Soon, we joined the other visitors leaving the lecture, We walked toward the Independence Hall.  We passed through the building quickly.  Just to make one picture for Robert to contemplate it later.  We waited outside a few minutes for other members of OUR group and started moving back toward the hotel.

We walked slowly talking to each other about the city, history, and …the car.  Robert kept asking but not as often as before and not as dramatically and loudly as he did during the lecture.  He walked with his father, a few steps behind me.  Then he moved quickly to the front. I got ready to take his hand when  I noticed that Robert was already holding Cynthia’s hand.  Not mine, not his dad’s but Cynthia’s, the person he just met not even two hours before. He was calmer.  Much calmer.  The missing car was still on Robert’s mind but the frequency and the amplitude of the repetitive waves of his demands seemed to approach null.

I walked next to Cynthia and Robert watching him holding her hand, letting her hand go when other people were passing them and then searching for it again.
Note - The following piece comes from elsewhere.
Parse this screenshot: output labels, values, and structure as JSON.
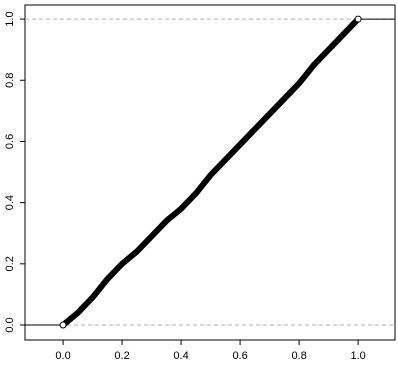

I tried to understand  Robert’s emotions.  Was he holding Cynthia’s hand because she was the one who knew Philadelphia best and her knowledge of the city translated  into assurance that everything would be fine?  Was he trusting our group for the simple reason that all members stayed with him in his moment of weakness?  I know  that Robert doesn’t like to scream or misbehave in public and although he cannot help himself at the given moment, when the crisis pass,  he feels sort of ashamed.  Maybe he was relieved that in this company he didn’t need to feel ashamed as everybody half understood and half felt the reasons for his actions. Did he sense the empathy surrounding him?  As I kept asking myself those questions, Robert kept holding Cynthia’s hand.